O volume maior da voz só é obtido por meio da tecnologia que amplifica o som a partir de sistemas complexos — típicos da erudição tecnológica dos dias de hoje — envolvendo desde os microfones (com ou sem fio, de todas as formas, mesmo os menores que quase não são vistos pelo público), até os alto-falantes (não raramente de dimensões enormes — quer dizer, os alto-falantes, não as vozes).
Estamos assim separando dois ofícios distintos, do cantor que se difere do cantor de microfone, apenas pelo volume do som? Por certo não. Há muitas técnicas e maneiras de se cantar em ambos os modos, com ou sem microfone.
Em meio a esta pluralidade de alternativas e opções, a divisão do canto e do canto com microfone, contudo, pode ser sim, quem sabe, um primeiro passo epistemológico importante. Não obstante cantar sem microfone não seja nenhuma garantia para a arte, cantar só com microfone tem sido a marca hegemônica da indústria da cultura (bem como um fenômeno impossível nos séculos anteriores à indústria da cultura).
Neste contexto ocorreram as preocupações de José Ortega Y Gasset, nos anos 20 do século passado, quando viu supostamente um microfone e um alto-falante pela primeira vez, generalizando de imediato que “o gramofone e o rádio são os novos inimigos da humanidade”. Por isso afirmamos que todo grande filósofo é também profeta. Quem sabe apreciar os múltiplos e diferenciados parâmetros da música, com sua riqueza de timbres, alturas, intensidades e ritmos, bem como todo tipo de articulação de frase e diferentes modos de cantar, talvez entenda o que se tem em mente aqui.
Repetindo, não estamos demonizando veículos (como o rádio, e o mesmo vale para televisão, cinema etc.), mas sim criticando pontualmente o modo hegemônico como estes veículos são operacionalizados pela indústria da cultura — daí a atualidade de Ortega Y Gasset.

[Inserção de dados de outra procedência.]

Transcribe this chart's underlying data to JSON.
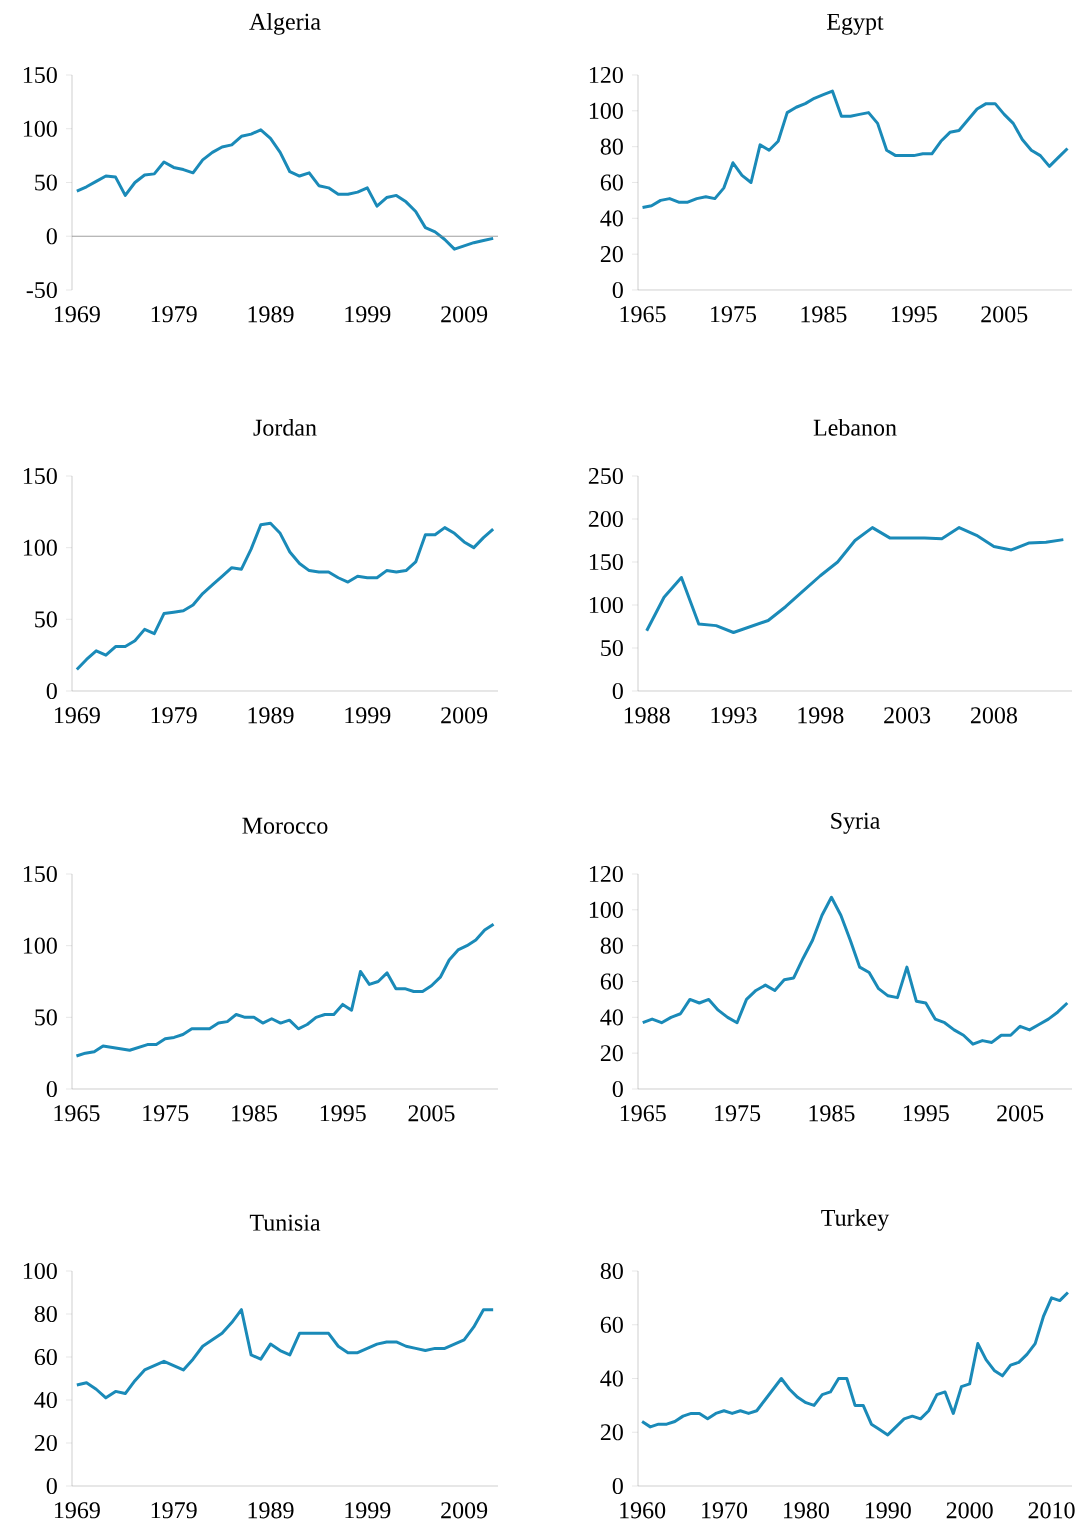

Muito menos estamos afirmando que não pode haver excelentes cantores de microfone. Está claro que há bons e maus cantores e, do mesmo modo, bons e maus cantores de microfone. Há aqueles que sabem cantar com ou sem microfone. E aqueles que só cantam com microfone. Daí a necessária categorização, mas que não implica, a priori, numa avaliação qualitativa. Ou seja, não dizemos que um seja pior nem melhor que o outro, apenas tratamos de diferenciar suas essências.
Concluindo, já é tempo de abandonarmos a expressão “cantor lírico”. Cantor é aquele que canta, tanto na arte como na arte popular.
Podemos chamar de cantor de microfone algumas versões estilizadas da música popular, bem como todo caso de indústria da cultura, onde o cantor só canta com microfone (e aí, inclusive, nem é a voz que mais interessa no contexto do showbiz).
Já é tempo também de diferenciar melhor arte e indústria da cultura. Do mesmo modo que entre o canto e o canto com microfone, não há hierarquia qualitativa entre a arte e a indústria da cultura. Não afirmamos que a indústria da cultura, que pode ser tanto bela quanto útil para tantos, seja ruim, e que a arte seja boa. Apenas afirmamos, com Horkheimer e Adorno, que na indústria da cultura há uma “liberdade para o sempre igual”. Na arte, contudo, temos antes um ensaio para a diferença.
A indústria da cultura é mimética, com a imitação de parâmetros musicais reduzidos a clichês enrijecidos. Com a invasão cultural se assimila assim um processo de colonização de mão única, adequada pelo marketing a padrões correspondentes a cada tribo de consumidores.
Já a arte é poética. Trata da elaboração da obra por meio da liberdade inventiva, para que cada nota musical seja concebida e executada de modo diferenciado.